Comme Antony Blinken avant lui, Boulos a évoqué non seulement les victimes Tutsi du génocide de 1994, mais aussi les Hutu et les Twa tués pendant cette période, une déclaration qui a fortement irrité Kigali. Car au Rwanda, le simple fait de mentionner les Hutu victimes de massacres met en cause, indirectement, le FPR de Kagame, dont plusieurs rapports onusiens accusent les troupes d’avoir commis de graves atrocités contre les civils hutu, notamment avant, durant et après le Génocide, au Rwanda comme en RDC.

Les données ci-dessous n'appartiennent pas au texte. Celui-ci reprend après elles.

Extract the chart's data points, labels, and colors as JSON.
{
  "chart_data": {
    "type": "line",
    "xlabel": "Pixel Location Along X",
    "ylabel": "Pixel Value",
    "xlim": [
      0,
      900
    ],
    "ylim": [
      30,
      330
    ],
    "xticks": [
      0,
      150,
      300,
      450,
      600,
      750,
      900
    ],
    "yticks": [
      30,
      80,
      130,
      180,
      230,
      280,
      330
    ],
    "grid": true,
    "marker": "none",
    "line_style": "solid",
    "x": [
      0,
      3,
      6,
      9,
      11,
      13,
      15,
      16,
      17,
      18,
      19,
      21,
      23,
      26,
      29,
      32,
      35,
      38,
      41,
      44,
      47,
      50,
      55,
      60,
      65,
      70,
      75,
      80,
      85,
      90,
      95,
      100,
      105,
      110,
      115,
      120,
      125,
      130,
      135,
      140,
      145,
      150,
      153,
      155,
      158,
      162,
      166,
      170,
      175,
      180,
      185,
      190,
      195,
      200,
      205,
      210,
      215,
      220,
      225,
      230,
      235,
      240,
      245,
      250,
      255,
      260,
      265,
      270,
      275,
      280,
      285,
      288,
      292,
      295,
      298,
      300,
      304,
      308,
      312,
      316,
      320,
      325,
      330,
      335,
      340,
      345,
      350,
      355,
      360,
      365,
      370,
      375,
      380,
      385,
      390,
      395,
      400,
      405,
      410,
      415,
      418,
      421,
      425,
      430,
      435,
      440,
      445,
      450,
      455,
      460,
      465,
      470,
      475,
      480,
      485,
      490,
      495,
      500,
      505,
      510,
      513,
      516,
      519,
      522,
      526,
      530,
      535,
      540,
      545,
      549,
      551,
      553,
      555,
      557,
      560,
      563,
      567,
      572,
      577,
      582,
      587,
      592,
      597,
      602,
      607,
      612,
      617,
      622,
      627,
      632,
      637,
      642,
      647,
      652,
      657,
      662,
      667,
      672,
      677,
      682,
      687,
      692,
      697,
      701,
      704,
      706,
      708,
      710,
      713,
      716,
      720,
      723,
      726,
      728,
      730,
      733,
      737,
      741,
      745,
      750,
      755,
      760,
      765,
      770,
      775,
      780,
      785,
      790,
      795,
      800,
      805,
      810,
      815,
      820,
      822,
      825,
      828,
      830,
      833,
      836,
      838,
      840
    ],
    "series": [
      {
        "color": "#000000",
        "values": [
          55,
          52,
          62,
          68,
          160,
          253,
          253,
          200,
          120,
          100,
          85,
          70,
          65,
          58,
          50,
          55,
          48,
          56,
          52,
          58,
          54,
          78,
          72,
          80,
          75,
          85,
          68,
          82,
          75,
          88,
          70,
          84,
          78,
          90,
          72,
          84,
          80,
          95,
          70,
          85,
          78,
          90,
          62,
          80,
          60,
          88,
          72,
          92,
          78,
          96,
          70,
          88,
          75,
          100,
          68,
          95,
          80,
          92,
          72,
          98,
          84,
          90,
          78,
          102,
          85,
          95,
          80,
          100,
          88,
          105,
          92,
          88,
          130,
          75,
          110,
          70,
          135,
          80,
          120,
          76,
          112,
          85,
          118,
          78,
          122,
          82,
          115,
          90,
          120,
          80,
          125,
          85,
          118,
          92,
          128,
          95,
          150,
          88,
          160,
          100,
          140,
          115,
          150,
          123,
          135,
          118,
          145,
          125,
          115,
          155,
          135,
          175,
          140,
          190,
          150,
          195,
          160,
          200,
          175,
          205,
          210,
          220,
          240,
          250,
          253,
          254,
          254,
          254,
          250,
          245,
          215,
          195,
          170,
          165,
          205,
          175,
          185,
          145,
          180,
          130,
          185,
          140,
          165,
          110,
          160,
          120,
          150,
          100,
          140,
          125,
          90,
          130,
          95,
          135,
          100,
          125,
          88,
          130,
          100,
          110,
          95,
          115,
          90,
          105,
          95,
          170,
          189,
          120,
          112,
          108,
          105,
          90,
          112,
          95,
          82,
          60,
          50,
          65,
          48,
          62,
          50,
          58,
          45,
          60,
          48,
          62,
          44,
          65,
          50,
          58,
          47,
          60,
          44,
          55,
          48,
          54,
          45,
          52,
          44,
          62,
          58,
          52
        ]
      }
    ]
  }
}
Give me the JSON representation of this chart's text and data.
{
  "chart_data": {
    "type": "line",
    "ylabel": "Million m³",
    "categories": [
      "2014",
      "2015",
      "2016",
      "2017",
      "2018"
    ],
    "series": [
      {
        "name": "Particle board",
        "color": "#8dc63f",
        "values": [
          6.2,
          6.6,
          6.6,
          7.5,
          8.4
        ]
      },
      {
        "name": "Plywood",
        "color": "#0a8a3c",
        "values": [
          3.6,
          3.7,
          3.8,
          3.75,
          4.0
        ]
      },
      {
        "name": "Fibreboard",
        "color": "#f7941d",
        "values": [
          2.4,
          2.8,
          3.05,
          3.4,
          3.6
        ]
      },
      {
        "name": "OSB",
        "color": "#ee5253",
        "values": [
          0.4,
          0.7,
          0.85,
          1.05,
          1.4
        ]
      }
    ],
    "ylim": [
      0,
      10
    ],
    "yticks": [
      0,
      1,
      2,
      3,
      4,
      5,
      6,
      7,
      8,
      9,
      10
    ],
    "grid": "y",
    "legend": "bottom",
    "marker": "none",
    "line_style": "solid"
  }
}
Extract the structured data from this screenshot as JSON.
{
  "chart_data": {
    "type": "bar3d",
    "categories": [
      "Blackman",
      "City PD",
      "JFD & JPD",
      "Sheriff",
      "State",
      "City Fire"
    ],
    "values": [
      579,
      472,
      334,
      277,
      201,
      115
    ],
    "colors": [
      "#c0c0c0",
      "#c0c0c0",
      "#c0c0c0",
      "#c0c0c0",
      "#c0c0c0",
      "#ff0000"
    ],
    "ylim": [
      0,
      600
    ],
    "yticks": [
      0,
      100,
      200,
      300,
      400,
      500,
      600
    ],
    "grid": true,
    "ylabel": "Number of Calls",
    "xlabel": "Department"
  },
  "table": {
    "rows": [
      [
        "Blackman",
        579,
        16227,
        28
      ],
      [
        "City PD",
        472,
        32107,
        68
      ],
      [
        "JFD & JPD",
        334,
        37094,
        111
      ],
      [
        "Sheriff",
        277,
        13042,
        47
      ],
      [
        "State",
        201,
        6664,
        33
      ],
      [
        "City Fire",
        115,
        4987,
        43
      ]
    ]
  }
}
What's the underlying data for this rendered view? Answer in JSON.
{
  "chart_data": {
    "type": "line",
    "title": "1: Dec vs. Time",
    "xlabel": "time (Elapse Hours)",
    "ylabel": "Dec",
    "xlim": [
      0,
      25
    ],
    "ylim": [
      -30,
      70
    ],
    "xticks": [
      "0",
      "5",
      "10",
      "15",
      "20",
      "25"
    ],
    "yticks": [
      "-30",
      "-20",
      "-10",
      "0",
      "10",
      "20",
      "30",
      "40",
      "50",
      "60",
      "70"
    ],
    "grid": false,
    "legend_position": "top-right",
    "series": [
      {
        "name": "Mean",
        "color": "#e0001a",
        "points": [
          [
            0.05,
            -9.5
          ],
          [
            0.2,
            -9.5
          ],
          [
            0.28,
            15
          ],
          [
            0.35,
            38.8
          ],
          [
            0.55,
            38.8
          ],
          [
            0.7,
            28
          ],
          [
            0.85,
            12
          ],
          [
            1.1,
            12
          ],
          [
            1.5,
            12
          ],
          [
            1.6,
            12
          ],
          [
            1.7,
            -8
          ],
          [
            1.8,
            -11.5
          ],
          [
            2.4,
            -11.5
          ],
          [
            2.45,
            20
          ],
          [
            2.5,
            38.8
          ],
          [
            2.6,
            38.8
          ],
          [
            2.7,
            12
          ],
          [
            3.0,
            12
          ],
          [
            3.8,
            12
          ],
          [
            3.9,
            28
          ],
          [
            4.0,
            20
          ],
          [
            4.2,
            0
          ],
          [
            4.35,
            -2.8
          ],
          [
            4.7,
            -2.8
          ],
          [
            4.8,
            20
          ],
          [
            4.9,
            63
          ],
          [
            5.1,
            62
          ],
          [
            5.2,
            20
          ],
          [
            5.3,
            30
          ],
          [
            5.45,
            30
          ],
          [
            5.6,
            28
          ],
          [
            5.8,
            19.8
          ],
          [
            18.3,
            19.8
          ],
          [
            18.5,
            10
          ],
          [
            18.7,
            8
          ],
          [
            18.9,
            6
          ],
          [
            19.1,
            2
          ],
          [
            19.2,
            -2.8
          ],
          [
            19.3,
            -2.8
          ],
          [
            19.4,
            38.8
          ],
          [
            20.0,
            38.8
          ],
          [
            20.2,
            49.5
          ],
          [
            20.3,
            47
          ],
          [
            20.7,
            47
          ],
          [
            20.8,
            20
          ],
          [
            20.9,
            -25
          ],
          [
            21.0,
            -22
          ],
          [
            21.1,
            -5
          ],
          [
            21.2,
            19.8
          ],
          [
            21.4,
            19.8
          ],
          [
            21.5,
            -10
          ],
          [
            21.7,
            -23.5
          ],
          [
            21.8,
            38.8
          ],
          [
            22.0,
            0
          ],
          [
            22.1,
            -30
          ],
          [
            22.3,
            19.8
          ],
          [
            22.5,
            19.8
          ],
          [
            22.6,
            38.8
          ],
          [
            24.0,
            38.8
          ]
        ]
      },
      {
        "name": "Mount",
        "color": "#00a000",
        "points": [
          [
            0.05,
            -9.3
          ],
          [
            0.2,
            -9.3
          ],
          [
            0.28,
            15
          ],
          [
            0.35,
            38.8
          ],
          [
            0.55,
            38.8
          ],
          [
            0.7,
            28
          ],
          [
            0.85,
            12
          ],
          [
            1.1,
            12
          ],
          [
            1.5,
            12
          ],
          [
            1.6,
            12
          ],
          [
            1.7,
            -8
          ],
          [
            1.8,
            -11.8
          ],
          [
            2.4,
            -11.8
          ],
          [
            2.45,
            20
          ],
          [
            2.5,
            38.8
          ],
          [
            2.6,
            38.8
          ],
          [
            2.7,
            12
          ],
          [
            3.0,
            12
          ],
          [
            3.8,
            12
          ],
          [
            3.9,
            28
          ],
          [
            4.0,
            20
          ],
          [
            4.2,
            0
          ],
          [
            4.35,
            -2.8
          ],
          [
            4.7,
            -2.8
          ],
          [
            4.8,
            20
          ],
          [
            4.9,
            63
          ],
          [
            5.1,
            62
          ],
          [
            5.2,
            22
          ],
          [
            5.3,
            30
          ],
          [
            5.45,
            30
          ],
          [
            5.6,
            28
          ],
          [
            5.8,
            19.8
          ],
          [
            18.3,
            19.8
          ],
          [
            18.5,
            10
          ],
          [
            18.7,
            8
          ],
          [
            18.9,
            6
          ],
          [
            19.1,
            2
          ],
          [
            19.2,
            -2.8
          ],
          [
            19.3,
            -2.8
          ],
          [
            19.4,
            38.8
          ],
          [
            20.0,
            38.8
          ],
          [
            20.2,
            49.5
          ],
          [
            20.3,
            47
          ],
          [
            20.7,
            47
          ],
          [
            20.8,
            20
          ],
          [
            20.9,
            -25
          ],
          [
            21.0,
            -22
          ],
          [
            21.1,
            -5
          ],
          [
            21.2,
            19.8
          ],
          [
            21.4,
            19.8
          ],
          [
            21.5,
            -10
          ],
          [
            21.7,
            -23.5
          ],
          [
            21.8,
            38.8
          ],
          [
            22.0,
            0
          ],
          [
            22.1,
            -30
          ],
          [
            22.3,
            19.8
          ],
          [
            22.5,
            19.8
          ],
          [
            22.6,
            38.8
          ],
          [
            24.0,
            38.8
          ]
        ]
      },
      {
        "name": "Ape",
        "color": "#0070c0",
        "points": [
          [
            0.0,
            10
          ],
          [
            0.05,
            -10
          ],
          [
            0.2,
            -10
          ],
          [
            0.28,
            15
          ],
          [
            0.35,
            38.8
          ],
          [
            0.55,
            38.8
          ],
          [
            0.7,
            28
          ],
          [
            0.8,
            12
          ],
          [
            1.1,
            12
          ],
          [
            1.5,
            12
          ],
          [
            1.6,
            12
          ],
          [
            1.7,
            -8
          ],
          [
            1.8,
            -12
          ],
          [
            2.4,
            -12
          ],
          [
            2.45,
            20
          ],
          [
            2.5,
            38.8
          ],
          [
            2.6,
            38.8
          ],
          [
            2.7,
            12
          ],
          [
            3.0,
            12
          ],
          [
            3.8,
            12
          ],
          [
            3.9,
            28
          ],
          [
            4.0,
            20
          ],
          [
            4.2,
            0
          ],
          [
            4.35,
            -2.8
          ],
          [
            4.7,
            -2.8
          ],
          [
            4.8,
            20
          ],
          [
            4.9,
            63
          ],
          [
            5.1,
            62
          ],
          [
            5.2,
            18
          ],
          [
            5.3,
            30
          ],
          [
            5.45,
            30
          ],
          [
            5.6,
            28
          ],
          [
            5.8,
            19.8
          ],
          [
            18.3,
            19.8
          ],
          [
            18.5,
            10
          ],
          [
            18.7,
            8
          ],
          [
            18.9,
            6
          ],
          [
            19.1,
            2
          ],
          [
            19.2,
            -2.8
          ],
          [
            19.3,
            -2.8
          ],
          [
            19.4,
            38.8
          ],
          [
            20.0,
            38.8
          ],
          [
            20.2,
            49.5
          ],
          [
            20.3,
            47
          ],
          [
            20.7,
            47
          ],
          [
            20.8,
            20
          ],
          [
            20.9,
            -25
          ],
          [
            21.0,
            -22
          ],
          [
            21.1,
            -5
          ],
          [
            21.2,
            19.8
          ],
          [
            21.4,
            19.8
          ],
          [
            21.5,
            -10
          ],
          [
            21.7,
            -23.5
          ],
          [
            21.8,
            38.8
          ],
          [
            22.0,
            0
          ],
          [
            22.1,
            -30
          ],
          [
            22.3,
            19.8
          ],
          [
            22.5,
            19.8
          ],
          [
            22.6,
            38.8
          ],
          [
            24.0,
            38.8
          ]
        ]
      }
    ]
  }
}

Pendant sa visite, Boulos a salué la vision économique de Kagame, visité le mémorial de Gisozi et le centre de démobilisation de Mutobo, où il a rencontré d’ex-FDLR “recyclés” en vitrines de réconciliation. Aucune allusion aux violences actuelles à l’Est de la RDC, pourtant occupé en partie par le M23 et l’armée rwandaise (RDF), qui ont pris Goma, Bukavu, et d’autres localités stratégiques.
Alors qu’une trêve fragile est en cours sur la ligne de front, dans l’attente des négociations de Doha, Kigali continue de maîtriser l’agenda diplomatique. Un observateur congolais ironise : “Le Rwanda briefe ses invités sur le terrain. Nous, on les reçoit dans des bureaux climatisés.” Et le monde diplomatique, lui, continue de faire semblant de ne pas voir.